Abstract 20790: The Relationship of Rotors to Scar Border Zones and Dominant Frequency Domains in Human Ventricular Fibrillation
Background: During VF there are regions of organized re-entry visualized as rotors using phase mapping of electrical activity. Physiological or anatomic determinants of the locale of these rotors, may provide a rationale for catheter based strategy for targeting rotors and thus modulating VF in humans.
Objective: We hypothesize that during human VF, rotors/phase singularities co-localize with dominant frequency (DF) and anatomical scar border zones.
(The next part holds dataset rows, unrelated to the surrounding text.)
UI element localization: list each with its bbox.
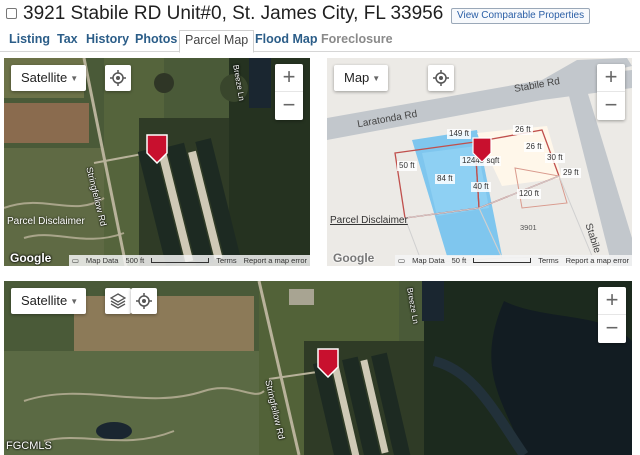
- google-logo: Google: [10, 251, 52, 265]
- lot-number: 3901: [520, 223, 537, 232]
- select-checkbox[interactable]: [6, 8, 17, 19]
- zoom-in-button[interactable]: +: [275, 64, 303, 92]
- road-map-parcel[interactable]: Laratonda Rd Stabile Rd Stabile Map ▼ + −…: [327, 58, 632, 266]
- map-data-link[interactable]: Map Data: [412, 255, 445, 266]
- tab-foreclosure[interactable]: Foreclosure: [321, 31, 393, 52]
- layers-button[interactable]: [105, 288, 131, 314]
- google-logo: Google: [333, 251, 375, 265]
- parcel-dimension: 26 ft: [513, 125, 533, 135]
- tab-history[interactable]: History: [86, 31, 129, 52]
- zoom-in-button[interactable]: +: [598, 287, 626, 315]
- parcel-dimension: 84 ft: [435, 174, 455, 184]
- tab-photos[interactable]: Photos: [135, 31, 177, 52]
- listing-header: 3921 Stabile RD Unit#0, St. James City, …: [0, 0, 640, 28]
- report-map-error-link[interactable]: Report a map error: [244, 255, 307, 266]
- parcel-dimension: 149 ft: [447, 129, 472, 139]
- scale-label: 500 ft: [125, 256, 145, 265]
- listing-tabs: Listing Tax History Photos Parcel Map Fl…: [0, 28, 640, 53]
- map-type-label: Satellite: [21, 70, 68, 85]
- caret-down-icon: ▼: [70, 296, 79, 306]
- parcel-disclaimer-link[interactable]: Parcel Disclaimer: [7, 216, 85, 227]
- property-marker-icon[interactable]: [146, 134, 168, 164]
- terms-link[interactable]: Terms: [216, 255, 236, 266]
- property-address: 3921 Stabile RD Unit#0, St. James City, …: [23, 3, 444, 24]
- map-type-selector[interactable]: Satellite ▼: [11, 288, 87, 314]
- locate-button[interactable]: [131, 288, 157, 314]
- layers-icon: [110, 293, 126, 309]
- map-data-link[interactable]: Map Data: [86, 255, 119, 266]
- parcel-dimension: 26 ft: [524, 142, 544, 152]
- map-type-selector[interactable]: Map ▼: [334, 65, 389, 91]
- tab-tax[interactable]: Tax: [57, 31, 78, 52]
- scale-bar: [473, 258, 532, 263]
- map-footer: ▭ Map Data 50 ft Terms Report a map erro…: [395, 255, 632, 266]
- zoom-control: + −: [275, 64, 303, 120]
- map-type-selector[interactable]: Satellite ▼: [11, 65, 87, 91]
- parcel-dimension: 29 ft: [561, 168, 581, 178]
- zoom-in-button[interactable]: +: [597, 64, 625, 92]
- report-map-error-link[interactable]: Report a map error: [566, 255, 629, 266]
- parcel-disclaimer-link[interactable]: Parcel Disclaimer: [330, 215, 408, 226]
- crosshair-icon: [110, 70, 126, 86]
- zoom-control: + −: [597, 64, 625, 120]
- crosshair-icon: [136, 293, 152, 309]
- terms-link[interactable]: Terms: [538, 255, 558, 266]
- tab-parcel-map[interactable]: Parcel Map: [179, 30, 255, 53]
- keyboard-icon: ▭: [398, 256, 406, 265]
- zoom-out-button[interactable]: −: [598, 315, 626, 343]
- satellite-map-wide[interactable]: Satellite ▼ + − Stringfellow Rd Breeze Ln…: [4, 281, 632, 455]
- property-marker-icon[interactable]: [472, 137, 492, 163]
- parcel-dimension: 50 ft: [397, 161, 417, 171]
- zoom-control: + −: [598, 287, 626, 343]
- keyboard-icon: ▭: [71, 256, 79, 265]
- map-type-label: Satellite: [21, 293, 68, 308]
- scale-bar: [151, 258, 210, 263]
- parcel-dimension: 120 ft: [517, 189, 542, 199]
- view-comparable-properties-button[interactable]: View Comparable Properties: [451, 8, 591, 24]
- map-footer: ▭ Map Data 500 ft Terms Report a map err…: [68, 255, 310, 266]
- locate-button[interactable]: [105, 65, 131, 91]
- tab-listing[interactable]: Listing: [9, 31, 50, 52]
- caret-down-icon: ▼: [372, 73, 381, 83]
- zoom-out-button[interactable]: −: [597, 92, 625, 120]
- scale-label: 50 ft: [451, 256, 467, 265]
- parcel-dimension: 30 ft: [545, 153, 565, 163]
- parcel-dimension: 40 ft: [471, 182, 491, 192]
- caret-down-icon: ▼: [70, 73, 79, 83]
- property-marker-icon[interactable]: [317, 348, 339, 378]
- mls-watermark: FGCMLS: [6, 440, 52, 452]
- tab-flood-map[interactable]: Flood Map: [255, 31, 318, 52]
- map-type-label: Map: [344, 70, 370, 85]
- locate-button[interactable]: [428, 65, 454, 91]
- zoom-out-button[interactable]: −: [275, 92, 303, 120]
- crosshair-icon: [433, 70, 449, 86]
- satellite-map-small[interactable]: Satellite ▼ + − Stringfellow Rd Breeze Ln…: [4, 58, 310, 266]
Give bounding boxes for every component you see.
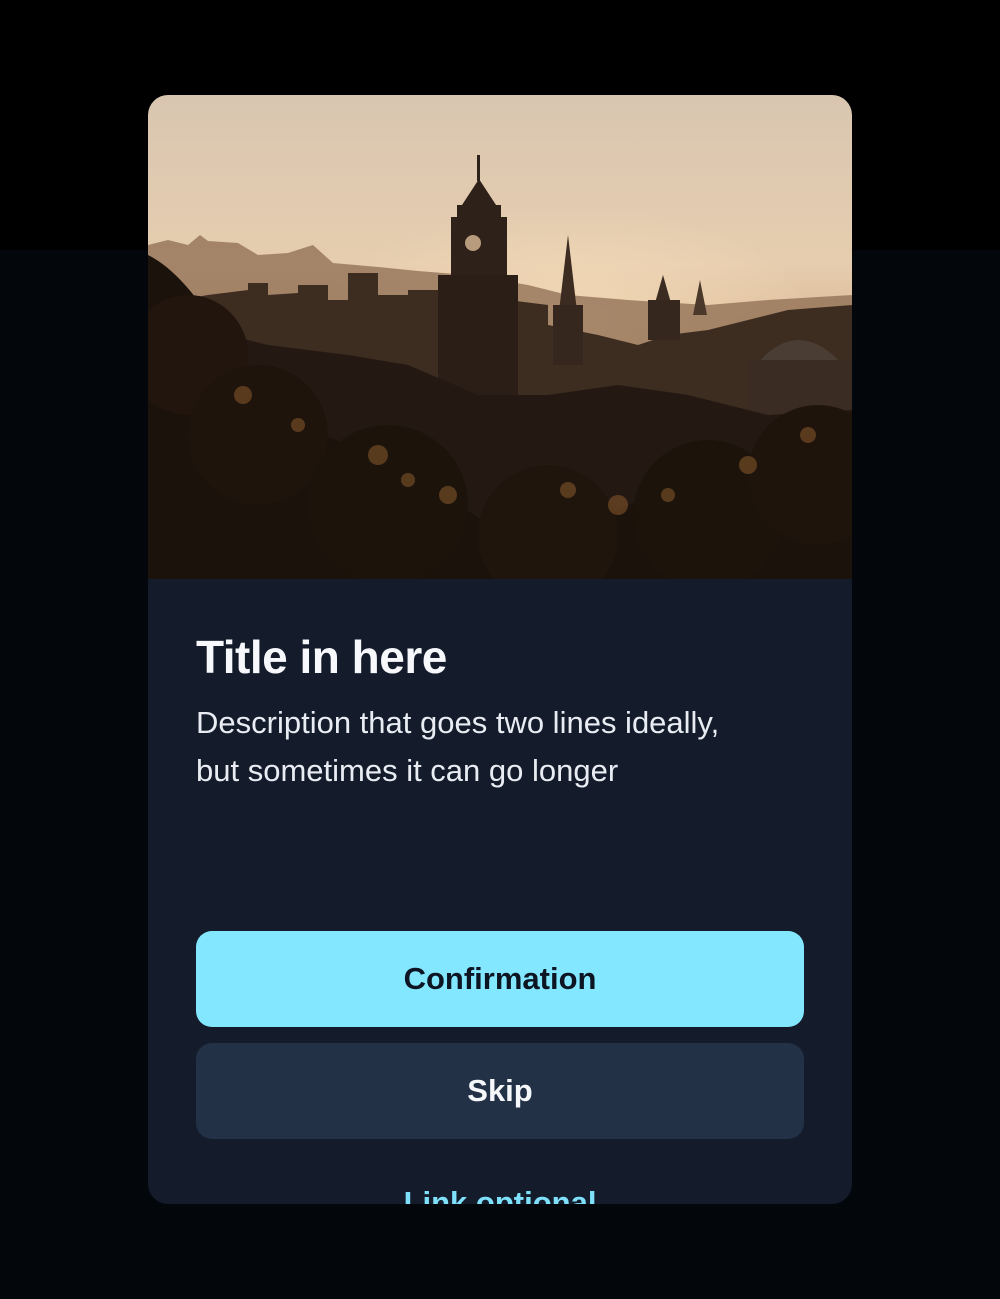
description-line-2: but sometimes it can go longer — [196, 753, 619, 788]
description-line-1: Description that goes two lines ideally, — [196, 705, 720, 740]
optional-link[interactable]: Link optional — [196, 1155, 804, 1204]
dialog-content: Title in here Description that goes two … — [196, 579, 804, 1204]
skip-button[interactable]: Skip — [196, 1043, 804, 1139]
dialog-title: Title in here — [196, 631, 447, 683]
dialog-description: Description that goes two lines ideally,… — [196, 699, 804, 795]
confirmation-button[interactable]: Confirmation — [196, 931, 804, 1027]
city-skyline-photo — [148, 95, 852, 579]
modal-card: Title in here Description that goes two … — [148, 95, 852, 1204]
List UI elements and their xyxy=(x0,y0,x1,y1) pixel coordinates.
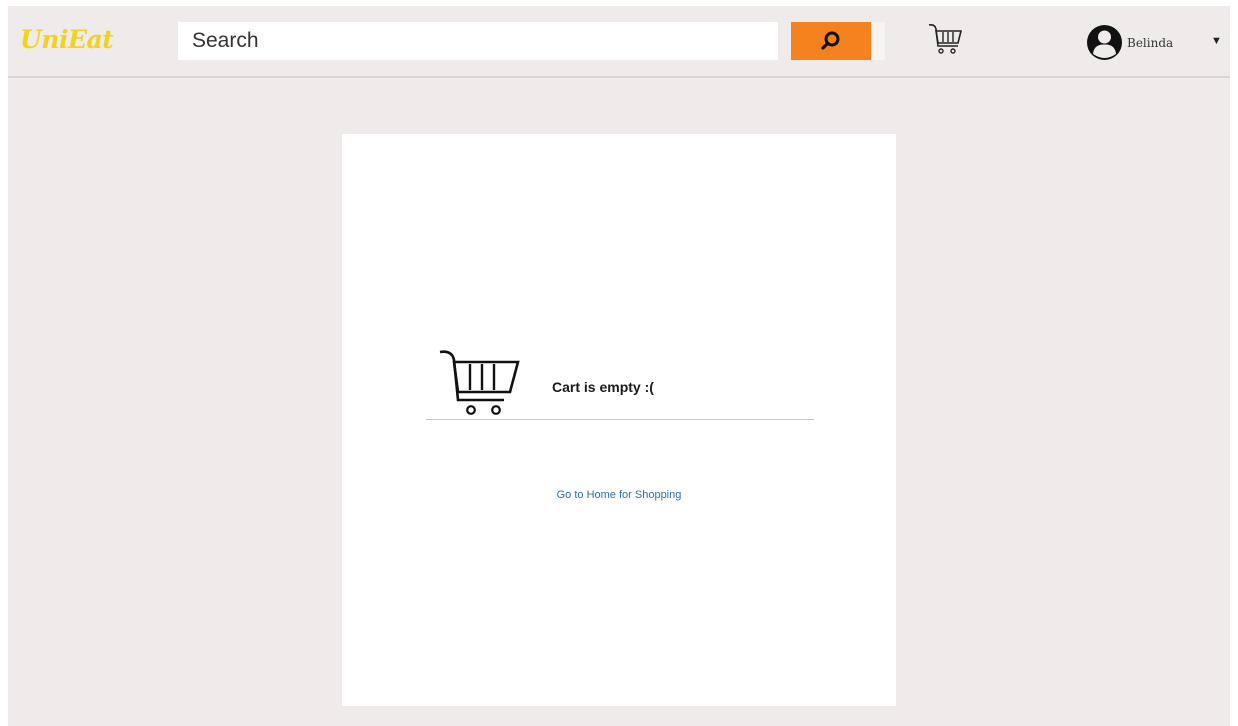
top-navigation-bar: UniEat Belinda ▼ xyxy=(8,6,1230,78)
search-button[interactable] xyxy=(791,22,871,60)
app-window: UniEat Belinda ▼ xyxy=(8,6,1230,726)
uniEat-logo[interactable]: UniEat xyxy=(20,25,114,54)
cart-panel: Cart is empty :( Go to Home for Shopping xyxy=(342,134,896,706)
cart-icon[interactable] xyxy=(926,22,966,58)
caret-down-icon[interactable]: ▼ xyxy=(1211,35,1222,47)
go-home-link[interactable]: Go to Home for Shopping xyxy=(342,489,896,501)
divider xyxy=(426,419,814,420)
search-input[interactable] xyxy=(178,22,778,60)
user-name[interactable]: Belinda xyxy=(1127,36,1173,50)
cart-empty-message: Cart is empty :( xyxy=(552,379,654,395)
search-button-edge xyxy=(871,22,885,60)
search-icon xyxy=(821,31,840,50)
user-avatar-icon[interactable] xyxy=(1086,24,1123,61)
cart-icon xyxy=(439,350,520,415)
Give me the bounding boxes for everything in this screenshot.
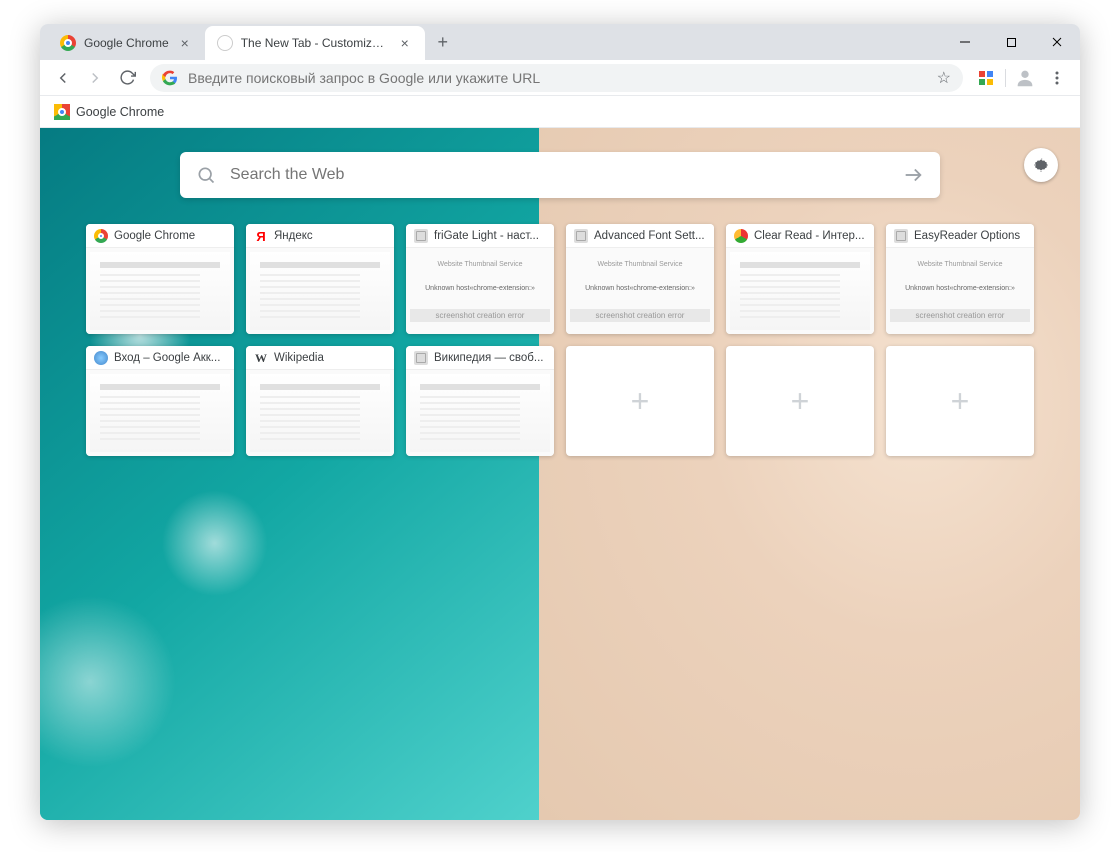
thumb-text: Website Thumbnail Service: [918, 261, 1003, 268]
thumb-text: screenshot creation error: [570, 309, 710, 322]
tile-clear-read[interactable]: Clear Read - Интер...: [726, 224, 874, 334]
address-bar[interactable]: ☆: [150, 64, 963, 92]
tile-title: Advanced Font Sett...: [594, 230, 705, 242]
tile-wikipedia-en[interactable]: W Wikipedia: [246, 346, 394, 456]
thumb-text: Website Thumbnail Service: [598, 261, 683, 268]
back-button[interactable]: [48, 63, 78, 93]
tile-title: Google Chrome: [114, 230, 195, 242]
clear-read-icon: [734, 229, 748, 243]
tile-title: Википедия — своб...: [434, 352, 543, 364]
page-icon: [414, 229, 428, 243]
tab-strip: Google Chrome × The New Tab - Customize …: [40, 24, 1080, 60]
tile-easyreader[interactable]: EasyReader Options Website Thumbnail Ser…: [886, 224, 1034, 334]
page-content: Google Chrome Я Яндекс friGate Light - на…: [40, 128, 1080, 820]
wikipedia-icon: W: [254, 351, 268, 365]
chrome-icon: [94, 229, 108, 243]
settings-button[interactable]: [1024, 148, 1058, 182]
close-icon[interactable]: ×: [177, 35, 193, 51]
search-icon: [196, 165, 216, 185]
tile-empty[interactable]: +: [886, 346, 1034, 456]
tile-empty[interactable]: +: [566, 346, 714, 456]
plus-icon: +: [631, 383, 650, 420]
tile-frigate[interactable]: friGate Light - наст... Website Thumbnai…: [406, 224, 554, 334]
bookmarks-bar: Google Chrome: [40, 96, 1080, 128]
browser-window: Google Chrome × The New Tab - Customize …: [40, 24, 1080, 820]
separator: [1005, 69, 1006, 87]
tile-empty[interactable]: +: [726, 346, 874, 456]
tile-title: Вход – Google Акк...: [114, 352, 220, 364]
tile-yandex[interactable]: Я Яндекс: [246, 224, 394, 334]
thumb-text: screenshot creation error: [410, 309, 550, 322]
page-icon: [894, 229, 908, 243]
tab-title: Google Chrome: [84, 36, 169, 50]
new-tab-button[interactable]: +: [429, 28, 457, 56]
tile-title: Яндекс: [274, 230, 313, 242]
tile-title: Wikipedia: [274, 352, 324, 364]
profile-button[interactable]: [1010, 63, 1040, 93]
minimize-button[interactable]: [942, 24, 988, 60]
page-icon: [574, 229, 588, 243]
google-icon: [162, 70, 178, 86]
maximize-button[interactable]: [988, 24, 1034, 60]
tile-google-chrome[interactable]: Google Chrome: [86, 224, 234, 334]
omnibox-input[interactable]: [188, 70, 927, 86]
menu-button[interactable]: [1042, 63, 1072, 93]
thumb-text: Unknown host«chrome-extension:»: [905, 285, 1015, 292]
forward-button[interactable]: [80, 63, 110, 93]
toolbar: ☆: [40, 60, 1080, 96]
yandex-icon: Я: [254, 229, 268, 243]
close-window-button[interactable]: [1034, 24, 1080, 60]
search-input[interactable]: [230, 166, 888, 184]
reload-button[interactable]: [112, 63, 142, 93]
plus-icon: +: [951, 383, 970, 420]
star-icon[interactable]: ☆: [937, 68, 951, 88]
tile-google-login[interactable]: Вход – Google Акк...: [86, 346, 234, 456]
thumb-text: screenshot creation error: [890, 309, 1030, 322]
window-controls: [942, 24, 1080, 60]
page-icon: [414, 351, 428, 365]
search-box[interactable]: [180, 152, 940, 198]
globe-icon: [94, 351, 108, 365]
arrow-right-icon[interactable]: [902, 164, 924, 186]
chrome-icon: [54, 104, 70, 120]
tab-active[interactable]: The New Tab - Customize Your Start P ×: [205, 26, 425, 60]
thumb-text: Unknown host«chrome-extension:»: [425, 285, 535, 292]
bookmark-item[interactable]: Google Chrome: [48, 100, 170, 124]
chrome-icon: [60, 35, 76, 51]
tab-inactive[interactable]: Google Chrome ×: [48, 26, 205, 60]
close-icon[interactable]: ×: [397, 35, 413, 51]
thumb-text: Unknown host«chrome-extension:»: [585, 285, 695, 292]
tile-title: EasyReader Options: [914, 230, 1020, 242]
tile-wikipedia-ru[interactable]: Википедия — своб...: [406, 346, 554, 456]
tile-title: Clear Read - Интер...: [754, 230, 865, 242]
tile-title: friGate Light - наст...: [434, 230, 539, 242]
tab-title: The New Tab - Customize Your Start P: [241, 36, 389, 50]
thumb-text: Website Thumbnail Service: [438, 261, 523, 268]
plus-icon: +: [791, 383, 810, 420]
bookmark-label: Google Chrome: [76, 105, 164, 119]
extension-button[interactable]: [971, 63, 1001, 93]
speed-dial-grid: Google Chrome Я Яндекс friGate Light - на…: [86, 224, 1034, 456]
tile-advanced-font[interactable]: Advanced Font Sett... Website Thumbnail …: [566, 224, 714, 334]
page-icon: [217, 35, 233, 51]
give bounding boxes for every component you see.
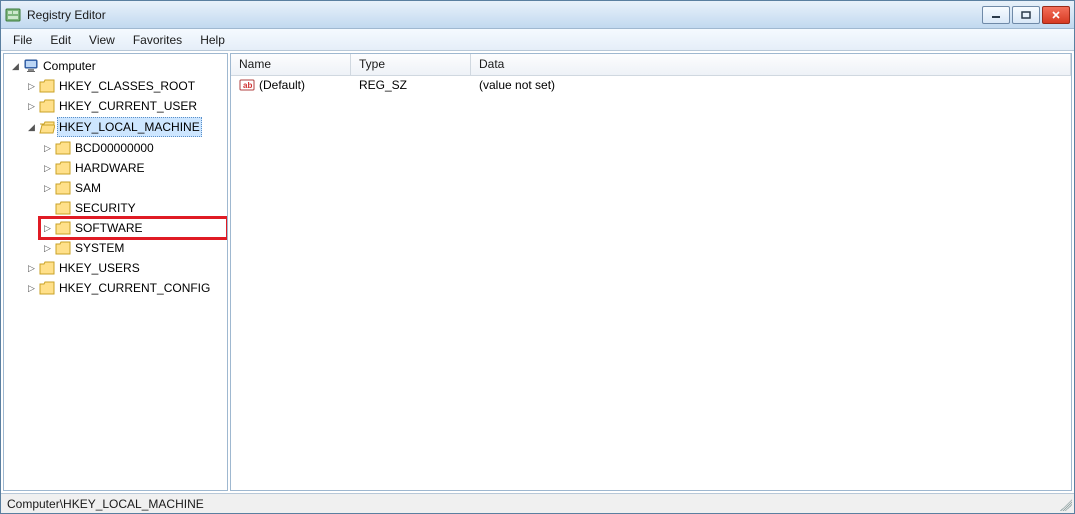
tree-node-hklm[interactable]: ◢ HKEY_LOCAL_MACHINE <box>24 116 227 138</box>
list-row[interactable]: ab (Default) REG_SZ (value not set) <box>231 76 1071 94</box>
value-type: REG_SZ <box>351 77 471 93</box>
folder-icon <box>55 221 71 235</box>
col-name-header[interactable]: Name <box>231 54 351 75</box>
tree-node-hkcc[interactable]: ▷ HKEY_CURRENT_CONFIG <box>24 278 227 298</box>
folder-icon <box>39 79 55 93</box>
tree-label: HKEY_LOCAL_MACHINE <box>57 117 202 137</box>
expand-icon[interactable]: ▷ <box>42 183 53 194</box>
tree-node-security[interactable]: ▷ SECURITY <box>40 198 227 218</box>
folder-icon <box>55 181 71 195</box>
folder-icon <box>55 241 71 255</box>
folder-open-icon <box>39 120 55 134</box>
folder-icon <box>55 161 71 175</box>
tree-node-hkcu[interactable]: ▷ HKEY_CURRENT_USER <box>24 96 227 116</box>
menu-favorites[interactable]: Favorites <box>125 31 190 49</box>
tree-node-computer[interactable]: ◢ Computer <box>8 56 227 76</box>
collapse-icon[interactable]: ◢ <box>26 122 37 133</box>
tree-node-bcd[interactable]: ▷ BCD00000000 <box>40 138 227 158</box>
tree-label: Computer <box>41 57 98 75</box>
expand-icon[interactable]: ▷ <box>42 143 53 154</box>
tree-label: HKEY_CURRENT_USER <box>57 97 199 115</box>
statusbar: Computer\HKEY_LOCAL_MACHINE <box>1 493 1074 513</box>
menu-edit[interactable]: Edit <box>42 31 79 49</box>
menu-view[interactable]: View <box>81 31 123 49</box>
expand-icon[interactable]: ▷ <box>42 243 53 254</box>
svg-text:ab: ab <box>243 81 252 90</box>
menu-file[interactable]: File <box>5 31 40 49</box>
expand-icon[interactable]: ▷ <box>26 263 37 274</box>
menu-help[interactable]: Help <box>192 31 233 49</box>
folder-icon <box>39 99 55 113</box>
expand-icon[interactable]: ▷ <box>26 283 37 294</box>
maximize-button[interactable] <box>1012 6 1040 24</box>
collapse-icon[interactable]: ◢ <box>10 61 21 72</box>
folder-icon <box>39 281 55 295</box>
tree-node-hku[interactable]: ▷ HKEY_USERS <box>24 258 227 278</box>
tree-label: HARDWARE <box>73 159 147 177</box>
value-name: (Default) <box>259 78 305 92</box>
close-button[interactable] <box>1042 6 1070 24</box>
col-type-header[interactable]: Type <box>351 54 471 75</box>
col-data-header[interactable]: Data <box>471 54 1071 75</box>
expand-icon[interactable]: ▷ <box>42 223 53 234</box>
content-area: ◢ Computer ▷ HKEY_CLASSES_ROOT <box>1 51 1074 493</box>
tree-node-system[interactable]: ▷ SYSTEM <box>40 238 227 258</box>
tree-label: HKEY_USERS <box>57 259 142 277</box>
expand-icon[interactable]: ▷ <box>26 81 37 92</box>
tree-node-software[interactable]: ▷ SOFTWARE <box>40 218 227 238</box>
tree-label: HKEY_CURRENT_CONFIG <box>57 279 212 297</box>
tree-label: SECURITY <box>73 199 138 217</box>
minimize-button[interactable] <box>982 6 1010 24</box>
regedit-app-icon <box>5 7 21 23</box>
list-body[interactable]: ab (Default) REG_SZ (value not set) <box>231 76 1071 490</box>
menubar: File Edit View Favorites Help <box>1 29 1074 51</box>
tree-node-hardware[interactable]: ▷ HARDWARE <box>40 158 227 178</box>
string-value-icon: ab <box>239 77 255 93</box>
value-data: (value not set) <box>471 77 1071 93</box>
expand-icon[interactable]: ▷ <box>42 163 53 174</box>
folder-icon <box>55 201 71 215</box>
list-header: Name Type Data <box>231 54 1071 76</box>
titlebar: Registry Editor <box>1 1 1074 29</box>
tree-label: SYSTEM <box>73 239 126 257</box>
list-pane: Name Type Data ab (Default) REG_SZ (valu… <box>230 53 1072 491</box>
window-title: Registry Editor <box>27 8 982 22</box>
computer-icon <box>23 58 39 74</box>
window-controls <box>982 6 1070 24</box>
tree-pane[interactable]: ◢ Computer ▷ HKEY_CLASSES_ROOT <box>3 53 228 491</box>
expand-icon[interactable]: ▷ <box>26 101 37 112</box>
folder-icon <box>39 261 55 275</box>
statusbar-path: Computer\HKEY_LOCAL_MACHINE <box>7 497 204 511</box>
folder-icon <box>55 141 71 155</box>
tree-label: BCD00000000 <box>73 139 156 157</box>
tree-node-sam[interactable]: ▷ SAM <box>40 178 227 198</box>
tree-label: HKEY_CLASSES_ROOT <box>57 77 197 95</box>
tree-label: SAM <box>73 179 103 197</box>
tree-node-hkcr[interactable]: ▷ HKEY_CLASSES_ROOT <box>24 76 227 96</box>
tree-label: SOFTWARE <box>73 219 145 237</box>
Method: VF experiments were conducted in 3 isolated cardiomyopathic human hearts using a Langendorff setup. Previously published method was used to compute the regions of scar using the bipolar electrogram amplitudes (i.e. < 0.5 mv) during a pacing protocol. After the initiation of VF, unipolar electrograms from the epicardium were recorded and used to construct DF and phase maps. The phase maps were analyzed to identify the locations of phase singularities (PS) and the PS points were tracked over time to determine if they constitute a rotor (i.e. at least the PS should last for 400ms with 2 cycles of sustained phase pattern rotation). The number of tracks, duration of the rotor, chirality, and correlation with DF maps and scar maps were extracted for analysis.
Results: Figure 1 with subplots (a-e) demonstrates the correlation between rotor tracks, DF border zones, scar borders, and 4 instances of phase maps for a sample heart. The areas of interest are circled, pink tracks are anti-clockwise rotors and black tracks [subplot(c)] are clockwise. Based on our analysis of the 3 hearts we observed 5 rotors, 3/5 rotors were anticlockwise and 2/5 were clockwise, the mean number of continuous tracks per rotor to be 14, the mean duration of the rotors to be 7.2 s, and in all the 3 hearts rotors co-localized with DF border zones and scar borders.
Conclusions: Rotors co-localize with DF and anatomical scar border zones. These sites of co-localization may provide therepeutic targets for altering the substrate in human VF.
- © 2010 by American Heart Association, Inc.